Medien – und in China fiel ein Sack Reis um

Sascha Lobo hat wieder einmal zu geschlagen, und ich stimme ihm nur selten zu, was ich in diesem Falle tun muss. Zyklus der Zerstörung, so heißt sein heutiger Artikel, den man gelesen haben sollte.

Wer sich die Medienlandschaft anschaut, der stellt schnell fest, vielem kann man nur mit blankem Zynismus gegenüber treten.

Irgendwo stirbt eine Zeitung, wird eingestellt, gut so! Wer kauft schon etwas, das das Verfallsdatum überschritten hat?
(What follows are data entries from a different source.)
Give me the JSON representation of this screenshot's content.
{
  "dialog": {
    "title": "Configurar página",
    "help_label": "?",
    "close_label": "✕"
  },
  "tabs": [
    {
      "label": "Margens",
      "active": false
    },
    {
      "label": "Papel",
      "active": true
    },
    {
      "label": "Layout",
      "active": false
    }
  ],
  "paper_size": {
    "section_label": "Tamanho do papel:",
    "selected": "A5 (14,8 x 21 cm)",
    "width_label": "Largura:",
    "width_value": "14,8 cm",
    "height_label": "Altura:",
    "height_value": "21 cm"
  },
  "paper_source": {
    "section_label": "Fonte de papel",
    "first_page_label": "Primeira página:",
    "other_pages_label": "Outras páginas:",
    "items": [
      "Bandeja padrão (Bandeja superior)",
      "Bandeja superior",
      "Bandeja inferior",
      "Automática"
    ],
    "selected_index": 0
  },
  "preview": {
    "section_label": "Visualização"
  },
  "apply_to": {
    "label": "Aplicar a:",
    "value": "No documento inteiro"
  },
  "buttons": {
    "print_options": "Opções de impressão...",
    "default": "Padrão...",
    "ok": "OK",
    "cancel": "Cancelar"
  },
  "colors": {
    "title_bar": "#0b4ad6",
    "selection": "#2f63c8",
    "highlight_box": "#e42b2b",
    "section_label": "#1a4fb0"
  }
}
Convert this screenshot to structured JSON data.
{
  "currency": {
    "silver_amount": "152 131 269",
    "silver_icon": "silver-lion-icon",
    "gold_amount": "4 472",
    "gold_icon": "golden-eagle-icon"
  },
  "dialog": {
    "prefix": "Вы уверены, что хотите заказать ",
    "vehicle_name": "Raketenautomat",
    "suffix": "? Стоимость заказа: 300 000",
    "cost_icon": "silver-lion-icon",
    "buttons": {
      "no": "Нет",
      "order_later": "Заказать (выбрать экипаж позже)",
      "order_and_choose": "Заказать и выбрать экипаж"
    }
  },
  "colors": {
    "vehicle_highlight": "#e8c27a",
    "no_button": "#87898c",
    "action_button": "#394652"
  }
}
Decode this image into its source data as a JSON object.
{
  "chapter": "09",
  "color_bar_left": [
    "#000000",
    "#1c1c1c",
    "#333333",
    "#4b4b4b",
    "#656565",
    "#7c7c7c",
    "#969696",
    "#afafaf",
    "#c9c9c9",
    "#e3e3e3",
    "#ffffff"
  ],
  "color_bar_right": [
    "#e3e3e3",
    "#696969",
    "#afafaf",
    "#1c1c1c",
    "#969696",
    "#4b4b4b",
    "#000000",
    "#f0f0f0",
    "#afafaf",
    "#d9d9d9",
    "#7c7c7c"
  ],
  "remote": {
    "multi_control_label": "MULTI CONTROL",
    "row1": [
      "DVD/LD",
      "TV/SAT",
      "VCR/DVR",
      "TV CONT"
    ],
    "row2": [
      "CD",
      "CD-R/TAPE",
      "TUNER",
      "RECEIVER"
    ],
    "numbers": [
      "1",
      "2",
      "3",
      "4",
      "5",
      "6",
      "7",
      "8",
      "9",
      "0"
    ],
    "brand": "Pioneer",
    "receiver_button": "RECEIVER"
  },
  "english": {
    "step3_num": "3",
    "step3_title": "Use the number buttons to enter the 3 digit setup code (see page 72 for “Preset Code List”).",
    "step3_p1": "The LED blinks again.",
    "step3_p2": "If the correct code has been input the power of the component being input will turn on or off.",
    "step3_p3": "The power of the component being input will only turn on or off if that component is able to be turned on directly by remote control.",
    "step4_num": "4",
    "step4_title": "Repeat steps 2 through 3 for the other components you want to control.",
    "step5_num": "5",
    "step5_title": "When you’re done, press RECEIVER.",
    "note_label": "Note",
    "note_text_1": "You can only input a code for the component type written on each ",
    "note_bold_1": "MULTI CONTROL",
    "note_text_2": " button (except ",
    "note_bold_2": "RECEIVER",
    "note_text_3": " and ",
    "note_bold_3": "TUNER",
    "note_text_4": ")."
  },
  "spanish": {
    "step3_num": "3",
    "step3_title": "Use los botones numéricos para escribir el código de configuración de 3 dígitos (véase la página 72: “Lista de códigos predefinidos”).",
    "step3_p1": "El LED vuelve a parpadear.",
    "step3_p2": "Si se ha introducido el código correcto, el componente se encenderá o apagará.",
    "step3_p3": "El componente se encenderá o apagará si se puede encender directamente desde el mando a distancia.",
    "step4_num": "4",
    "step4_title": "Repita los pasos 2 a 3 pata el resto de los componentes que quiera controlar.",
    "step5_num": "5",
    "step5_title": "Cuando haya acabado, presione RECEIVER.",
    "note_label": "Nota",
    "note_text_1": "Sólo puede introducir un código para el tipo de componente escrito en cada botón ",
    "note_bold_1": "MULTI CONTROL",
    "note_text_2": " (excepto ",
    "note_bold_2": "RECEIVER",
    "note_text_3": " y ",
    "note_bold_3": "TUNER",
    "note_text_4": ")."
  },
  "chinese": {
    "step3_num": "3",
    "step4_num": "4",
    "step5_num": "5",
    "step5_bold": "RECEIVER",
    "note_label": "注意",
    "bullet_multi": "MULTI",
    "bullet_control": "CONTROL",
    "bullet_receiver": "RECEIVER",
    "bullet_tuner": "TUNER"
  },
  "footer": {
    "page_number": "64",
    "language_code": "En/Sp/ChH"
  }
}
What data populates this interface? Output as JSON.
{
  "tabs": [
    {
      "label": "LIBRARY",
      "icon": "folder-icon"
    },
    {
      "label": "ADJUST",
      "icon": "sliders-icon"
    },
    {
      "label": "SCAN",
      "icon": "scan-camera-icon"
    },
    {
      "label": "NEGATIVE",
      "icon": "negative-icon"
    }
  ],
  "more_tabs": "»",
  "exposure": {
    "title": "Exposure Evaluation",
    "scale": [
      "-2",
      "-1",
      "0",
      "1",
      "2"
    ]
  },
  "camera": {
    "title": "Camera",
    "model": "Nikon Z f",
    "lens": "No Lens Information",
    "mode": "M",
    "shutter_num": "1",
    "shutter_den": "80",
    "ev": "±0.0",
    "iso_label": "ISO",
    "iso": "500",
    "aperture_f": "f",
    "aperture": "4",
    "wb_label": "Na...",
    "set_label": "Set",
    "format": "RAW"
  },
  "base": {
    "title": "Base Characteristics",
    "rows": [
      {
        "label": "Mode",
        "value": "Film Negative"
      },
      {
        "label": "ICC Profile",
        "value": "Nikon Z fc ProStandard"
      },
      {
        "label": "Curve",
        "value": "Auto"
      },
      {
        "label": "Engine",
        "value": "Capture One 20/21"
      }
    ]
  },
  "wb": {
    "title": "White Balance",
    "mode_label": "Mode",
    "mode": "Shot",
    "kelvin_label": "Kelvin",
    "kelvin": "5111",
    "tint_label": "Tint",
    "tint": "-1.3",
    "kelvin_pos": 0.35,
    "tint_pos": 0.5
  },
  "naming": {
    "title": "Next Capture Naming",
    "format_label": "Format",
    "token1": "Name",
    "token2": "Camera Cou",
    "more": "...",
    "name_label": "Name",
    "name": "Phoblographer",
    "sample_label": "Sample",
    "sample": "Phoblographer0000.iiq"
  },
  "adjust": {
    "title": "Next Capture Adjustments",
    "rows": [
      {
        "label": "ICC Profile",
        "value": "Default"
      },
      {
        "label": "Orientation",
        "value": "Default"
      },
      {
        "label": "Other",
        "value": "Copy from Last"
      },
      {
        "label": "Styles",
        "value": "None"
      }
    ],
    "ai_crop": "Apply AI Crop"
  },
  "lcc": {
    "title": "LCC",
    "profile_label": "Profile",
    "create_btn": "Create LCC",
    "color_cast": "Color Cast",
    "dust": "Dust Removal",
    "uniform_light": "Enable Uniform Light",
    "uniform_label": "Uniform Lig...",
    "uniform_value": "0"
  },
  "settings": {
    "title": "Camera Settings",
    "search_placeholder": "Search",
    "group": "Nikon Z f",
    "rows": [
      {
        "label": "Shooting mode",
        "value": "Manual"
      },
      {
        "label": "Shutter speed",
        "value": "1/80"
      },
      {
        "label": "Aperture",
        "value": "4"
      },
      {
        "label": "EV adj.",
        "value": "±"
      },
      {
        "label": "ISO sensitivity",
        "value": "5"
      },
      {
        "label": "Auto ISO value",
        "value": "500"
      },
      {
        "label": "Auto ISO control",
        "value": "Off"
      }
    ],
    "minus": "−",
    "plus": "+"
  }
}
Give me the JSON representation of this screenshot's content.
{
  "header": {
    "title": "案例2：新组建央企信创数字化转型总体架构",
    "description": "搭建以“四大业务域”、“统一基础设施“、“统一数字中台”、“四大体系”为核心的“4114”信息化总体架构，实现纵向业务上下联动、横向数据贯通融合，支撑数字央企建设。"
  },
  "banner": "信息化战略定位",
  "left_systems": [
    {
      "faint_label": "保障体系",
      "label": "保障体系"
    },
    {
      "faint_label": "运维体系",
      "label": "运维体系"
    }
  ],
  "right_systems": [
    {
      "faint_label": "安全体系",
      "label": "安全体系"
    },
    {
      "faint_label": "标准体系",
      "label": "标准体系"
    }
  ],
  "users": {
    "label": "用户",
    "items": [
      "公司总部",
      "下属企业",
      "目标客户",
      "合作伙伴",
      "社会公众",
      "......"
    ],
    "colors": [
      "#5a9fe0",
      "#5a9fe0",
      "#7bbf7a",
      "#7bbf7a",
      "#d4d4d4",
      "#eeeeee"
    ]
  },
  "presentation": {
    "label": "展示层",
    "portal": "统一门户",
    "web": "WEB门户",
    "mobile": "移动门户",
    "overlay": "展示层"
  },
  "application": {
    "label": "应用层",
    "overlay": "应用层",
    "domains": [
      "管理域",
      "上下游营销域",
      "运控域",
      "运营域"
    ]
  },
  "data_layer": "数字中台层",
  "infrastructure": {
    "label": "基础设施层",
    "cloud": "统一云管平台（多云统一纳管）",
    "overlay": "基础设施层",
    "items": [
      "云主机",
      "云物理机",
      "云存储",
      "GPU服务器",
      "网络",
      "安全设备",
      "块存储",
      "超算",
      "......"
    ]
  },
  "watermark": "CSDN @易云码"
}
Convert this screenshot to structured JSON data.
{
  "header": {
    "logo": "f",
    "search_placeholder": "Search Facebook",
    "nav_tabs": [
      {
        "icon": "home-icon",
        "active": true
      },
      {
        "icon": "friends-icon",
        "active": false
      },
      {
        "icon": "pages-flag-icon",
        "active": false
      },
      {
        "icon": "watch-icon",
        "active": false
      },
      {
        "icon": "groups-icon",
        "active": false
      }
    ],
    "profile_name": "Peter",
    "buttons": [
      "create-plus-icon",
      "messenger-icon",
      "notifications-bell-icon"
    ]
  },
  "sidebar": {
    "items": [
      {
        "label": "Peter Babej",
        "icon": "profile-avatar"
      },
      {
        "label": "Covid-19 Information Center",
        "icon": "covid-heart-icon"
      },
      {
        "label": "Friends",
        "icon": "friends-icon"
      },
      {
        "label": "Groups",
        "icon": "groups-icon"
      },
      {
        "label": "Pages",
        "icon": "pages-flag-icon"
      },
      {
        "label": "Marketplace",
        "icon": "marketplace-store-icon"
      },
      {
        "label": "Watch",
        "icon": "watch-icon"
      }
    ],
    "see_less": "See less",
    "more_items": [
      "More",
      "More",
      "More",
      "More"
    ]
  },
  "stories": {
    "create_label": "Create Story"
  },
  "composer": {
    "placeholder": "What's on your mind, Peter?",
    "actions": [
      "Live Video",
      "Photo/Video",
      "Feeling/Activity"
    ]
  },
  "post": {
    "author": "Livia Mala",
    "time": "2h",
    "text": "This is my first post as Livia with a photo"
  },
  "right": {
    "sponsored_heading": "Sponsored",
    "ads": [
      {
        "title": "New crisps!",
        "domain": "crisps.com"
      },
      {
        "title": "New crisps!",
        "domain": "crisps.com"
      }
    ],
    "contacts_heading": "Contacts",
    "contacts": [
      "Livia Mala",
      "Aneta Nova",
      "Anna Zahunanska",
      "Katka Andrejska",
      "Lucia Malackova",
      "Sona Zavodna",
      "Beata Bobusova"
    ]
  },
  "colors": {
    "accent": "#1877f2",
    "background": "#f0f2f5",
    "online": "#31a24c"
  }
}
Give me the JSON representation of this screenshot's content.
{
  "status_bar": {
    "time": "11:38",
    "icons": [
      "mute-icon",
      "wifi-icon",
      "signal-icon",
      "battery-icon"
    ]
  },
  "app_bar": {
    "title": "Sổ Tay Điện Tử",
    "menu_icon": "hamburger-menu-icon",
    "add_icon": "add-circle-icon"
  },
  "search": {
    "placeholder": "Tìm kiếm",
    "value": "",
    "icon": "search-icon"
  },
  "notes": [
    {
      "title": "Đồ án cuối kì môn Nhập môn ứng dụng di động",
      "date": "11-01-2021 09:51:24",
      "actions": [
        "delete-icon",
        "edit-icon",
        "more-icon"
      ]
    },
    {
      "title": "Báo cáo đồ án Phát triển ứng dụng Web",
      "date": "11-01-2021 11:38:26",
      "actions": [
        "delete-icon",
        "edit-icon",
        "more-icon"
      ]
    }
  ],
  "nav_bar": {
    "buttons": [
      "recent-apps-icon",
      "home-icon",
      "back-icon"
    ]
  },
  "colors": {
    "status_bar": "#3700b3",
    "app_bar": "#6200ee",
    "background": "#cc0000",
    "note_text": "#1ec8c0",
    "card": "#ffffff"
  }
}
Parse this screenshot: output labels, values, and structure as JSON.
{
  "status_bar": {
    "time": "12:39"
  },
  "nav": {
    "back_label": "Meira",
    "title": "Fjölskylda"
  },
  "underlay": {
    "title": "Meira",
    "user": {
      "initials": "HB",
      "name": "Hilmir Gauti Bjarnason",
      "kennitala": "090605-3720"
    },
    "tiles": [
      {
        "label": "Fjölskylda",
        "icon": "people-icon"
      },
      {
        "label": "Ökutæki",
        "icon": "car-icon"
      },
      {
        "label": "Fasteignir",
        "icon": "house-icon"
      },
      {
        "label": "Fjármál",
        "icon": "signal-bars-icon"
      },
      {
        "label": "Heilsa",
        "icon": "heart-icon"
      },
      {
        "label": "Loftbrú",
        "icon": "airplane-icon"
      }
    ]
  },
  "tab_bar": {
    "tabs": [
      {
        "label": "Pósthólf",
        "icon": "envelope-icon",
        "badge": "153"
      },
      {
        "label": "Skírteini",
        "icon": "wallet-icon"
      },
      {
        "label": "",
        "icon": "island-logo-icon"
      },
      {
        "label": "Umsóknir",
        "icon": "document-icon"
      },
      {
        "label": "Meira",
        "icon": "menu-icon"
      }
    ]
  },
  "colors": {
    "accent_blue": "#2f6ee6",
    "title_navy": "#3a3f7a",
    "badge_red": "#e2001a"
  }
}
Man sollte nicht für Nachrichten zahlen, die gestern schon kalter Kaffee waren. Auch das ist eine Art von Verbraucherschutz, sozusagen.

Überhaupt, blickt man sich in der Medienlandschaft um, so sieht man zwar noch Unterschiede, allenfalls jedoch in den Überschriften, denn zum Boulevard sind sie alle mehr oder weniger verkommen, hier etwas BILD, dort etwas Gala, so kommen sie alle daher. Allenfalls unterscheiden sie sich durch ihre Kommentare. Nur in der Qualität einzelner Kommentatoren, die eigentlich am besten bezahlt sein sollten, kann der Leser sehen, wie viel „Pressefreiheit, Meinungsfreiheit, sich das Blatt zugesteht.

Es gibt Tage, das fragt man sich, was Medien überhaupt für einen Auftrag haben. Einen (politischen) Bildungsauftrag, meinen die einen, Informationspflicht andere, und wieder andere glauben gar, Medienvielfalt gehöre zur Demokratie. Ach wirklich?

Heute sträuben sich dem Leser jedenfalls wieder einmal die Haare, wenn er einmal die Onlinemedien und deren Berichterstattung vergleicht, denn der Bildungsauftrag wird zur Farce, wenn man einer Nachricht nicht auch einen Kommentar gegenüber stellt, Foristen sich austoben lässt, wie heute in der Welt unter dem Artikel Rundfunkgebühr-Karlsruhe – „Internetfähige PC“ sind GEZ-pflichtig.

GEZ-pflichtig schön und gut, nur dann sollte man die Sendeanstalten, die der Zuschauer und Zuhörer zwangsbeglücken darf, den Bildungsauftrag, der wie Abzocke daher kommt, auch erfüllt! Denn genau das geschieht offensichtlich nicht, wenn Foristen meinen:

Die Gebühr muss ich auch bezahlen obwohl die angebotenen Programme, die von der Gebühr finanziert werden nur ein Schund sind. Zum Glück gibt auch WDR3, Arte und 3 SAT und ab und zu gute Sendungen.

Genau, und diese gehören zu denen, die zwangsbeglückt werden. Warum das jedoch ist, das wird Foristen nicht klar, es gehört zum guten Handwerk der Presse, wenn Politik vermittlungs-unfähig ist, endlich einmal einen Kommentar zu erarbeiten, der geschichtlich hinterleuchtet, wie diese  Zwangsgebühren entstanden sind, warum sie bis heute gelten und ob das überhaupt noch nötig ist, ob das zeitlich nicht überholt ist, wie viele andere Dinge auch.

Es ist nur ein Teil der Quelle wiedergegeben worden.